I built two 1-bottle hs rockets. One was called Con and the other Art. There were, as you might expect, so difficult to distinguish that people said Con for Art when they ment Art and Art for Con when they ment Con at least as often as they said Con for Con when they meant Con and Art for Art when they ment Art, or whatever. I also arranged to strap 2 AAA batteries and a bulb onto them.
The problem was the rockets wouldn't fly. First we tried Con, or was it Art. Everything was set up and the flash bulb flasted and the hs didn't explode. We repeated this humiliation 3 times varying the amount of hs and water. Nothing, nothing, nothing; nothing^3. Finally I relised a slight, very slight, oh so slight variation in the design of the blasting cap had gloried itself in failure. Later in the week I will write my Treatise on Blasting Caps and explain my error. A fourth attempt sent either Con or Art some 9 metres into the air, sadly by then it was too dark for the required exposure and anyway the fiercesome g's developed during launch rended the batteries from the rocket and the caused the light to go out.

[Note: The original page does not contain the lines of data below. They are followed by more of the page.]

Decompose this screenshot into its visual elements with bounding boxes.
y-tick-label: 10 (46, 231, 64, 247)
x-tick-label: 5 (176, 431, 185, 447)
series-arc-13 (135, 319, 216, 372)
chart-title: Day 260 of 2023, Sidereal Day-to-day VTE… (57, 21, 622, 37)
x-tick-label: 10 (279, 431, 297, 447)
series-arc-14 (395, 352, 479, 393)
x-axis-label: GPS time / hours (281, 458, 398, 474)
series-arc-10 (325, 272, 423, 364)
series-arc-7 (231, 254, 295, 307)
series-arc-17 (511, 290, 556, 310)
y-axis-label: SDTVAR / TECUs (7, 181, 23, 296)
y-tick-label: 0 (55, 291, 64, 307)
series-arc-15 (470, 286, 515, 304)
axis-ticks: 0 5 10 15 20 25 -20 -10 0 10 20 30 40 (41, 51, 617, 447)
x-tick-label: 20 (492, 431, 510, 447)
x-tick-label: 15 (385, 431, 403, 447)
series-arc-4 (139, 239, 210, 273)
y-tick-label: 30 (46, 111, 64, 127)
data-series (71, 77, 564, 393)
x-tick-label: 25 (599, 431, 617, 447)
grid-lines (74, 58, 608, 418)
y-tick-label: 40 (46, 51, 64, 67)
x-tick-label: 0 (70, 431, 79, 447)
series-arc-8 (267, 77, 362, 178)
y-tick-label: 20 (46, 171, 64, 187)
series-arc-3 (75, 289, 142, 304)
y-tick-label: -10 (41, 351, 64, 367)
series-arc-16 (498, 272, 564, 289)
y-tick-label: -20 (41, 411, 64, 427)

The only good news really is that my new sparker works. It works again despite the Beast and Bodil breaking it while applying sparks to each others bodies. It is made out of one of the sparkers you buy to light gas rings. Andy complained that it lacked the it-works-even-though-you-wouldn't-think-it quality of the cigerette lighter sparker. He thinks the heroic days of hs rocketry are over. I intend to buy a Bertha and prove him wrong.